CPU metrics collection
- Take advantage of cAdvisor, pod-level metrics, e.g. CPU and Memory utilization, disk io and network utilization are collected every second.
GPU metrics mapping
- The process IDs on GPUs are extracted using nvml library and they are mapped to Pod name. Therefore the GPU utilization resolution is improved from node level to pod level.
Resource utilization aggregation
- The pods created by kubernetes jobs and job-like CRDs are auto deleted after job is complete, the annotations on pods will be lost. By using Pod's owner reference, Profiler automatic aggreates the Pods/workers' information to they owner (Jobs/CRDs). The max utilization of each metrics are recorded in the annotations at Job level. This is for future job execution efficiency analysis.

Single YAML deployment and unit/integration tests
GPU allocation auto reduction
- Due to race condition, when the number of GPUS set by TargetReplica is not avaliable at scheduling phase, elastic horovod job controller will auto scale down the size of StatefulSet by one.
PodGroup Integration
- Leverage coscheduling plugin, create and assign PodGroup for each elastic horovod job, and launch the workers(StatefulSet) as a PodGroup, i.e., the workers run in an all-or-nothing manner to avoid resource starvation.
Improve scaling speed
- Updated podManagementPolicy field in the StatefulSet from default (OrderedReady) to Parallel to reduce scaling-up/down time. All Pods can be launched or terminated in parallel. No need to wait for predecessor to become Running and Ready or completely terminated.

An utilization-driven scheduler: UtilSched
- UtilSched is a customized kubernetes scheduler based on the k8s scheduling framework. It optimizes the scheduling strategy of AI workloads (with GPUs invoked), by aggregating the real-time GPU metrics that the above Profiler module extracts. By leveraging the APIs provided by the k8s scheduling framework, UtilSched works as a plugin that optimizes the scheduling decisions by only being invoked at several extension points (such as the Filter and Score process) without interrupting the core of k8s scheduling.
Co-scheduling feature
- Co-scheduling feature is to ensure the atomicity of a group of pods being scheduled together. The default k8s scheduler, under certain scenes (e.g. race conditions), cannot schedule the pods of a batch workload that are spawned by a statefulset or deployment, which causes a heavy waste of resource. By introducing a PodGroup CRD, a batch scheduling will be masked failed once a pod in the PodGroup failed.
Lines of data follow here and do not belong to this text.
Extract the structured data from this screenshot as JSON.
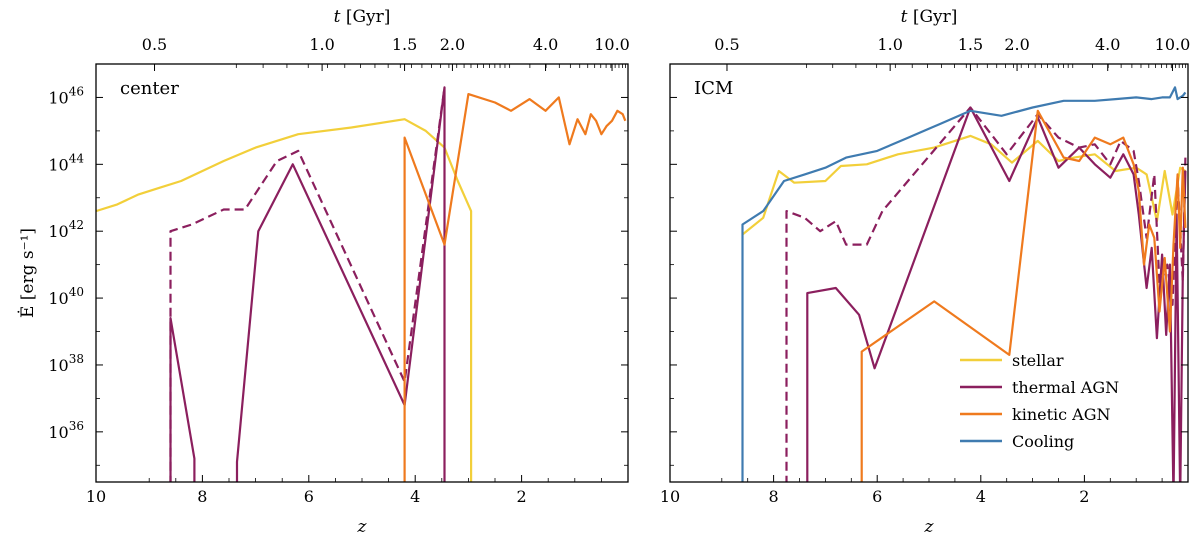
{
  "chart_data": {
    "type": "line",
    "x_axis": {
      "label": "z",
      "ticks": [
        10,
        8,
        6,
        4,
        2
      ],
      "range": [
        10,
        0
      ]
    },
    "top_axis": {
      "label_italic": "t",
      "label_unit": "[Gyr]",
      "ticks": [
        "0.5",
        "1.0",
        "1.5",
        "2.0",
        "4.0",
        "10.0"
      ],
      "tick_z": [
        8.9,
        5.75,
        4.2,
        3.3,
        1.55,
        0.3
      ]
    },
    "y_axis": {
      "label": "Ė [erg s⁻¹]",
      "scale": "log",
      "range_log10": [
        34.5,
        47.0
      ],
      "ticks": [
        {
          "base": "10",
          "exp": "46",
          "log": 46
        },
        {
          "base": "10",
          "exp": "44",
          "log": 44
        },
        {
          "base": "10",
          "exp": "42",
          "log": 42
        },
        {
          "base": "10",
          "exp": "40",
          "log": 40
        },
        {
          "base": "10",
          "exp": "38",
          "log": 38
        },
        {
          "base": "10",
          "exp": "36",
          "log": 36
        }
      ]
    },
    "colors": {
      "stellar": "#f2cf3a",
      "thermal": "#8b1f5e",
      "kinetic": "#ef7a1e",
      "cooling": "#3f7bb0"
    },
    "legend": [
      {
        "key": "stellar",
        "label": "stellar"
      },
      {
        "key": "thermal",
        "label": "thermal AGN"
      },
      {
        "key": "kinetic",
        "label": "kinetic AGN"
      },
      {
        "key": "cooling",
        "label": "Cooling"
      }
    ],
    "panels": [
      {
        "label": "center",
        "series": [
          {
            "key": "stellar",
            "dash": false,
            "points": [
              [
                10,
                42.6
              ],
              [
                9.6,
                42.8
              ],
              [
                9.2,
                43.1
              ],
              [
                8.8,
                43.3
              ],
              [
                8.4,
                43.5
              ],
              [
                8,
                43.8
              ],
              [
                7.6,
                44.1
              ],
              [
                7.0,
                44.5
              ],
              [
                6.2,
                44.9
              ],
              [
                5.2,
                45.1
              ],
              [
                4.2,
                45.35
              ],
              [
                3.8,
                45.0
              ],
              [
                3.45,
                44.5
              ],
              [
                3.2,
                43.5
              ],
              [
                2.95,
                42.6
              ],
              [
                2.95,
                34.0
              ]
            ]
          },
          {
            "key": "thermal",
            "dash": true,
            "points": [
              [
                8.6,
                34.0
              ],
              [
                8.6,
                39.4
              ],
              [
                8.6,
                42.0
              ],
              [
                8.2,
                42.2
              ],
              [
                7.6,
                42.65
              ],
              [
                7.2,
                42.65
              ],
              [
                6.6,
                44.1
              ],
              [
                6.2,
                44.4
              ],
              [
                4.2,
                37.5
              ],
              [
                3.45,
                46.3
              ]
            ]
          },
          {
            "key": "thermal",
            "dash": false,
            "points": [
              [
                8.6,
                34.0
              ],
              [
                8.6,
                39.4
              ],
              [
                8.15,
                35.2
              ],
              [
                8.15,
                34.0
              ]
            ]
          },
          {
            "key": "thermal",
            "dash": false,
            "points": [
              [
                7.35,
                34.0
              ],
              [
                7.35,
                35.1
              ],
              [
                6.95,
                42.0
              ],
              [
                6.3,
                44.0
              ],
              [
                4.2,
                36.8
              ],
              [
                3.45,
                46.3
              ],
              [
                3.45,
                34.0
              ]
            ]
          },
          {
            "key": "kinetic",
            "dash": false,
            "points": [
              [
                4.2,
                34.0
              ],
              [
                4.2,
                44.8
              ],
              [
                3.45,
                41.6
              ],
              [
                3.0,
                46.1
              ],
              [
                2.5,
                45.85
              ],
              [
                2.2,
                45.6
              ],
              [
                1.85,
                45.95
              ],
              [
                1.55,
                45.6
              ],
              [
                1.3,
                46.0
              ],
              [
                1.1,
                44.6
              ],
              [
                0.95,
                45.35
              ],
              [
                0.8,
                44.9
              ],
              [
                0.7,
                45.5
              ],
              [
                0.6,
                45.3
              ],
              [
                0.5,
                44.9
              ],
              [
                0.4,
                45.15
              ],
              [
                0.3,
                45.3
              ],
              [
                0.2,
                45.6
              ],
              [
                0.1,
                45.5
              ],
              [
                0.05,
                45.3
              ]
            ]
          }
        ]
      },
      {
        "label": "ICM",
        "show_legend": true,
        "series": [
          {
            "key": "stellar",
            "dash": false,
            "points": [
              [
                8.6,
                41.9
              ],
              [
                8.2,
                42.4
              ],
              [
                7.9,
                43.8
              ],
              [
                7.6,
                43.45
              ],
              [
                7.0,
                43.5
              ],
              [
                6.7,
                43.95
              ],
              [
                6.2,
                44.0
              ],
              [
                5.6,
                44.3
              ],
              [
                4.9,
                44.5
              ],
              [
                4.2,
                44.85
              ],
              [
                3.8,
                44.6
              ],
              [
                3.4,
                44.05
              ],
              [
                2.9,
                44.7
              ],
              [
                2.5,
                44.1
              ],
              [
                2.2,
                44.2
              ],
              [
                1.8,
                44.3
              ],
              [
                1.4,
                43.8
              ],
              [
                1.0,
                43.9
              ],
              [
                0.8,
                43.7
              ],
              [
                0.6,
                42.3
              ],
              [
                0.45,
                43.8
              ],
              [
                0.3,
                42.5
              ],
              [
                0.15,
                43.9
              ],
              [
                0.05,
                43.8
              ]
            ]
          },
          {
            "key": "thermal",
            "dash": true,
            "points": [
              [
                7.75,
                34.0
              ],
              [
                7.75,
                42.6
              ],
              [
                7.4,
                42.4
              ],
              [
                7.1,
                42.0
              ],
              [
                6.8,
                42.3
              ],
              [
                6.6,
                41.6
              ],
              [
                6.2,
                41.6
              ],
              [
                5.9,
                42.6
              ],
              [
                4.2,
                45.7
              ],
              [
                3.5,
                44.3
              ],
              [
                2.9,
                45.5
              ],
              [
                2.5,
                44.8
              ],
              [
                2.1,
                44.5
              ],
              [
                1.8,
                44.6
              ],
              [
                1.5,
                44.0
              ],
              [
                1.3,
                44.7
              ],
              [
                1.05,
                44.4
              ],
              [
                0.95,
                43.5
              ],
              [
                0.8,
                41.8
              ],
              [
                0.65,
                43.7
              ],
              [
                0.55,
                40.4
              ],
              [
                0.4,
                41.0
              ],
              [
                0.3,
                39.8
              ],
              [
                0.2,
                43.6
              ],
              [
                0.1,
                40.5
              ],
              [
                0.05,
                44.2
              ]
            ]
          },
          {
            "key": "thermal",
            "dash": false,
            "points": [
              [
                7.35,
                34.0
              ],
              [
                7.35,
                40.15
              ],
              [
                6.8,
                40.3
              ],
              [
                6.35,
                39.5
              ],
              [
                6.05,
                37.9
              ],
              [
                4.2,
                45.7
              ],
              [
                3.45,
                43.5
              ],
              [
                2.9,
                45.4
              ],
              [
                2.5,
                43.9
              ],
              [
                2.1,
                44.5
              ],
              [
                1.8,
                44.0
              ],
              [
                1.5,
                43.6
              ],
              [
                1.25,
                44.3
              ],
              [
                1.05,
                43.7
              ],
              [
                0.95,
                42.5
              ],
              [
                0.8,
                40.3
              ],
              [
                0.7,
                41.5
              ],
              [
                0.6,
                38.8
              ],
              [
                0.5,
                41.3
              ],
              [
                0.42,
                38.9
              ],
              [
                0.35,
                41.0
              ],
              [
                0.28,
                34.0
              ],
              [
                0.22,
                42.5
              ],
              [
                0.15,
                34.0
              ],
              [
                0.1,
                40.7
              ],
              [
                0.05,
                43.8
              ]
            ]
          },
          {
            "key": "kinetic",
            "dash": false,
            "points": [
              [
                6.3,
                34.0
              ],
              [
                6.3,
                38.4
              ],
              [
                4.9,
                39.9
              ],
              [
                3.45,
                38.3
              ],
              [
                2.9,
                45.6
              ],
              [
                2.4,
                44.2
              ],
              [
                2.1,
                44.1
              ],
              [
                1.8,
                44.8
              ],
              [
                1.5,
                44.6
              ],
              [
                1.25,
                44.8
              ],
              [
                1.05,
                44.0
              ],
              [
                0.95,
                43.2
              ],
              [
                0.85,
                41.0
              ],
              [
                0.75,
                42.2
              ],
              [
                0.65,
                41.8
              ],
              [
                0.55,
                39.6
              ],
              [
                0.45,
                41.2
              ],
              [
                0.35,
                39.0
              ],
              [
                0.28,
                41.6
              ],
              [
                0.2,
                43.7
              ],
              [
                0.15,
                41.5
              ],
              [
                0.1,
                43.9
              ],
              [
                0.05,
                42.1
              ]
            ]
          },
          {
            "key": "cooling",
            "dash": false,
            "points": [
              [
                8.6,
                34.0
              ],
              [
                8.6,
                42.2
              ],
              [
                8.2,
                42.6
              ],
              [
                7.8,
                43.5
              ],
              [
                7.4,
                43.7
              ],
              [
                7.0,
                43.9
              ],
              [
                6.6,
                44.2
              ],
              [
                6.0,
                44.4
              ],
              [
                5.4,
                44.8
              ],
              [
                4.8,
                45.2
              ],
              [
                4.2,
                45.6
              ],
              [
                3.6,
                45.45
              ],
              [
                3.0,
                45.7
              ],
              [
                2.4,
                45.9
              ],
              [
                1.8,
                45.9
              ],
              [
                1.4,
                45.95
              ],
              [
                1.0,
                46.0
              ],
              [
                0.7,
                45.95
              ],
              [
                0.5,
                46.0
              ],
              [
                0.35,
                46.0
              ],
              [
                0.25,
                46.3
              ],
              [
                0.2,
                45.95
              ],
              [
                0.1,
                46.05
              ],
              [
                0.05,
                46.15
              ]
            ]
          }
        ]
      }
    ]
  }
}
A controller is designed to reconcile PodGroup status and help recover from abnormal cases. The co-scheduling feature is based on the k8s scheduling framework. Cooperating with the above elastic-training-framework module, it alleviates the potential race conditions in an elastic scale down/up process.

Kubernetes Device Plugin for Nvidia GPUs
- Generate synthetic device IDs to support fractional GPU request and allocation.
- Prepare the container environment for CUDA driver API interception.
- Enforcement of GPU resource requests and GPU resource isolation will be supported in the future releases.